Department of Medicine, Cardiovascular Division, University of Pennsylvania, Philadelphia, PA, USA.
Circ Heart Fail. 2013 Mar;6(2):233-9. doi: 10.1161/CIRCHEARTFAILURE.112.968230. Epub 2013 Jan 16.
Identifying reversible renal dysfunction (RD) in the setting of heart failure is challenging. The goal of this study was to evaluate whether elevated admission blood urea nitrogen/creatinine ratio (BUN/Cr) could identify decompensated heart failure patients likely to experience improvement in renal function (IRF) with treatment.
Consecutive hospitalizations with a discharge diagnosis of heart failure were reviewed. IRF was defined as ≥20% increase and worsening renal function as ≥20% decrease in estimated glomerular filtration rate. IRF occurred in 31% of the 896 patients meeting eligibility criteria. Higher admission BUN/Cr was associated with in-hospital IRF (odds ratio, 1.5 per 10 increase; 95% confidence interval [CI], 1.3-1.8; P<0.001), an association persisting after adjustment for baseline characteristics (odds ratio, 1.4; 95% CI, 1.1-1.8; P=0.004). However, higher admission BUN/Cr was also associated with post-discharge worsening renal function (odds ratio, 1.4; 95% CI, 1.1-1.8; P=0.011). Notably, in patients with an elevated admission BUN/Cr, the risk of death associated with RD (estimated glomerular filtration rate <45) was substantial (hazard ratio, 2.2; 95% CI, 1.6-3.1; P<0.001). However, in patients with a normal admission BUN/Cr, RD was not associated with increased mortality (hazard ratio, 1.2; 95% CI, 0.67-2.0; P=0.59; p interaction=0.03).

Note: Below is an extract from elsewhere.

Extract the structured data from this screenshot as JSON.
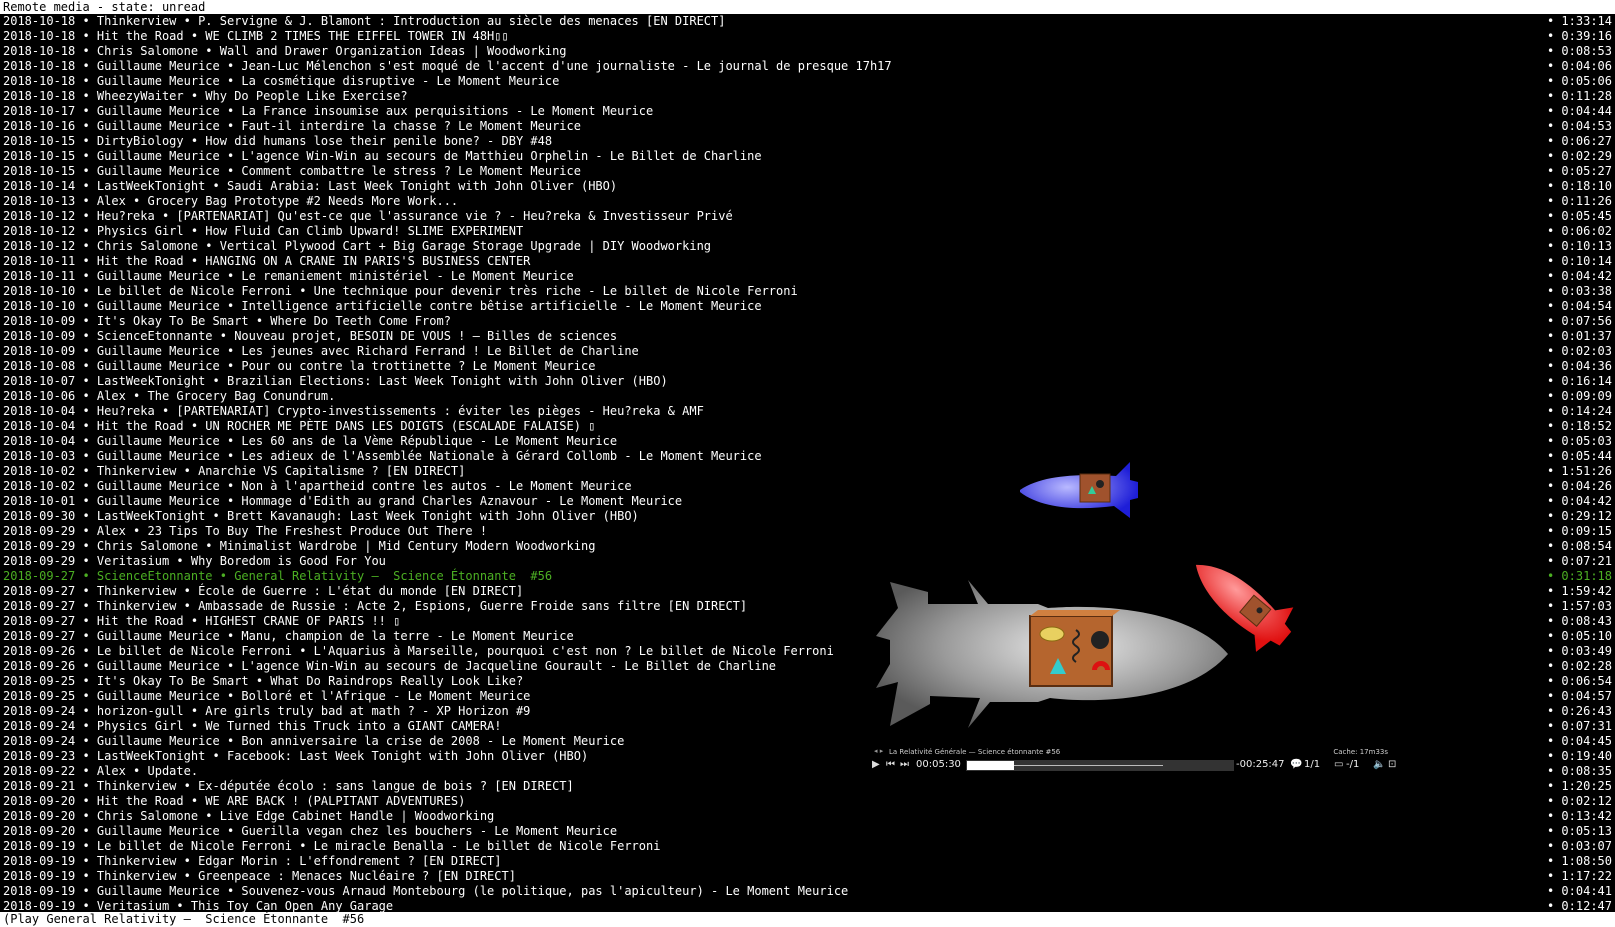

An elevated admission BUN/Cr identifies decompensated patients with heart failure likely to experience IRF with treatment, providing proof of concept that reversible RD may be a discernible entity. However, this improvement seems to be largely transient, and RD, in the setting of an elevated BUN/Cr, remains strongly associated with death. Further research is warranted to develop strategies for the optimal detection and treatment of these high-risk patients.
在心力衰竭的背景下,确定可逆性肾功能障碍(RD)具有挑战性。本研究的目的是评估入院时血尿素氮/肌酐比值(BUN/Cr)升高是否可识别出接受治疗后肾功能(IRF)可能改善的失代偿性心力衰竭患者。
回顾性分析了出院诊断为心力衰竭的连续住院患者。IRF 的定义为估算肾小球滤过率(eGFR)增加≥20%,肾功能恶化定义为 eGFR 降低≥20%。符合入选标准的 896 例患者中,有 31%发生了 IRF。入院时 BUN/Cr 较高与住院期间 IRF 相关(比值比,每增加 10 增加 1.5;95%置信区间 [CI],1.3-1.8;P<0.001),这种关联在调整基线特征后仍然存在(比值比,1.4;95%CI,1.1-1.8;P=0.004)。然而,较高的入院 BUN/Cr 也与出院后肾功能恶化相关(比值比,1.4;95%CI,1.1-1.8;P=0.011)。值得注意的是,在入院 BUN/Cr 升高的患者中,与 RD(eGFR<45)相关的死亡风险很大(风险比,2.2;95%CI,1.6-3.1;P<0.001)。然而,在入院 BUN/Cr 正常的患者中,RD 与死亡率增加无关(风险比,1.2;95%CI,0.67-2.0;P=0.59;p 交互=0.03)。
入院时 BUN/Cr 升高可识别出接受治疗后可能出现 IRF 的失代偿性心力衰竭患者,为可逆性 RD 可能是一种可识别的实体提供了证据。然而,这种改善似乎在很大程度上是短暂的,并且在 BUN/Cr 升高的情况下,RD 仍然与死亡密切相关。需要进一步研究以制定策略,以最佳地检测和治疗这些高危患者。